R has great support for plotting and customizing plots. We will show only a few below. Let us sample 50 values from normal distribution and plot them as a histogram.

# sample 50 values from normal distribution and store them in vector x
x <- rnorm(50)
hist(x)  # plot the histogram of those values

plot of chunk unnamed-chunk-1

We can modify all the plots by providing certain arguments to the plotting function. Now let's give a title to the plot using 'main' argument. We can also change the color of the bars using 'col' argument. You can simply provide the name of the color. Below, we are using 'red' for the color. See Figure below for the result this chunk.

hist(x, main = "Hello histogram!!!", col = "red")

plot of chunk unnamed-chunk-2

Next, we will make a scatter plot. Scatter plots are one os the most common plots you will encounter in data analysis. We will sample another set of 50 values and plotted those against the ones we sampled earlier. Scatterplot shows values of two variables for a set of data points. It is useful to visualize relationships between two variables. It is frequently used in connection with correlation and linear regression. There are other variants of scatter plots which show density of the points with different colors. We will show examples of those that in following chapters. The scatter plot from our sampling experiment is shown in the figure. Notice that, in addition to main we used “xlab” and “ylab” arguments to give labels to the plot. You can customize the plots even more than this. See ?plot and ?par for more arguments that can help you customize the plots.

# randomly sample 50 points from normal distribution
y <- rnorm(50)
# plot a scatter plot control x-axis and y-axis labels
plot(x, y, main = "scatterplot of random samples", ylab = "y values", xlab = "x values")

plot of chunk unnamed-chunk-3

we can also plot boxplots for vectors x and y. Boxplots depict groups of numerical data through their quartiles.

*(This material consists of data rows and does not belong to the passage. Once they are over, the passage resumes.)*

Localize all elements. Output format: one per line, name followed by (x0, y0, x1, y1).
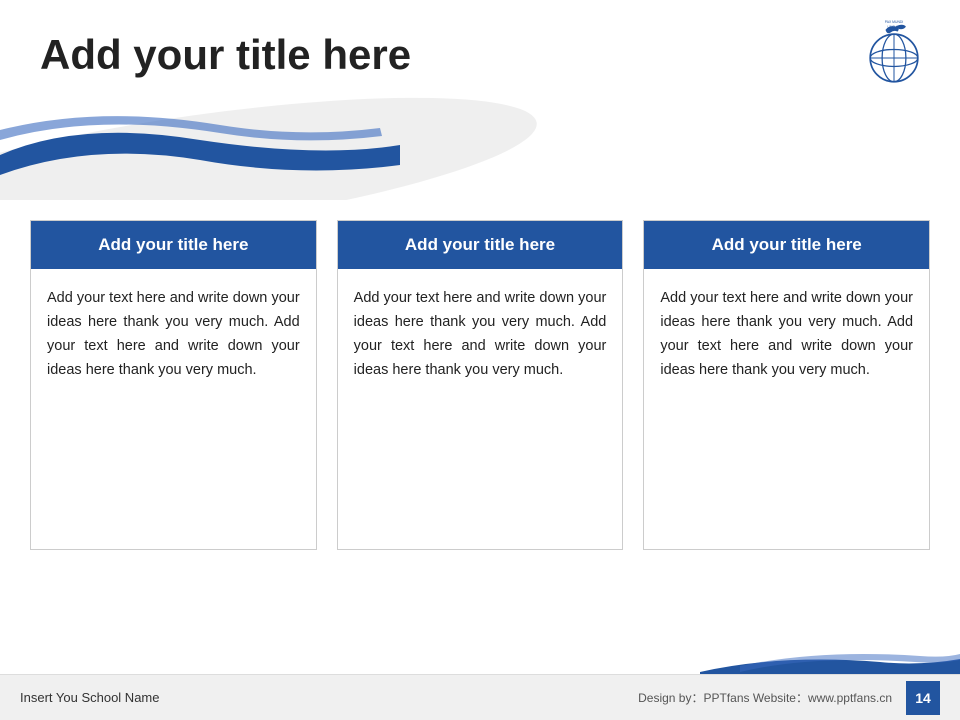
logo: PAX MUNDI LINGUAS (860, 18, 940, 98)
svg-text:PAX MUNDI: PAX MUNDI (885, 20, 904, 24)
column-3: Add your title here Add your text here a… (643, 220, 930, 550)
column-1: Add your title here Add your text here a… (30, 220, 317, 550)
columns-container: Add your title here Add your text here a… (30, 220, 930, 550)
main-title: Add your title here (40, 30, 411, 80)
svg-text:LINGUAS: LINGUAS (887, 24, 900, 28)
column-3-header: Add your title here (644, 221, 929, 269)
page-number: 14 (906, 681, 940, 715)
column-1-body: Add your text here and write down your i… (31, 269, 316, 549)
column-2-header: Add your title here (338, 221, 623, 269)
footer-bar: Insert You School Name Design by：PPTfans… (0, 674, 960, 720)
credit-text: Design by：PPTfans Website：www.pptfans.cn (638, 689, 892, 706)
slide: PAX MUNDI LINGUAS Add your title here Ad… (0, 0, 960, 720)
school-name: Insert You School Name (20, 690, 638, 705)
column-3-body: Add your text here and write down your i… (644, 269, 929, 549)
column-2: Add your title here Add your text here a… (337, 220, 624, 550)
column-2-body: Add your text here and write down your i… (338, 269, 623, 549)
bottom-swoosh-decoration (700, 644, 960, 674)
column-1-header: Add your title here (31, 221, 316, 269)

The edges of the box denote 1st and 3rd quartile, and the line that crosses the box is the median. Whiskers usually are defined using interquantile range:

lowerWhisker=Q1-1.5[IQR] and upperWhisker=Q1+1.5*[IQR]

In addition, outliers can be depicted as dots. In this case, outliers are the values that remain outside the whiskers.

boxplot(x, y, main = "boxplots of random samples")

plot of chunk unnamed-chunk-4

Next up is bar plot which you can plot by barplot() function. We are going to plot four imaginary percentage values and color them with two colors, and this time we will also show how to draw a legend on the plot using legend() function.

perc=c(50,70,35,25)
barplot(height=perc,names.arg=c("CpGi","exon","CpGi","exon"),
        ylab="percentages",main="imagine %s",
        col=c("red","red","blue","blue"))
legend("topright",legend=c("test","control"),fill=c("red","blue"))

plot of chunk unnamed-chunk-5

Saving plots

If you want to save your plots to an image file there are couple of ways of doing that. Normally, you will have to do the following:

  1. Open a graphics device
  2. Create the plot
  3. Close the graphics device
pdf("mygraphs/myplot.pdf", width = 5, height = 5)
plot(x, y)
dev.off()

Alternatively, you can first create the plot then copy the plot to a graphic device.

plot(x, y)
dev.copy(pdf, "mygraphs/myplot.pdf", width = 7, height = 5)
dev.off()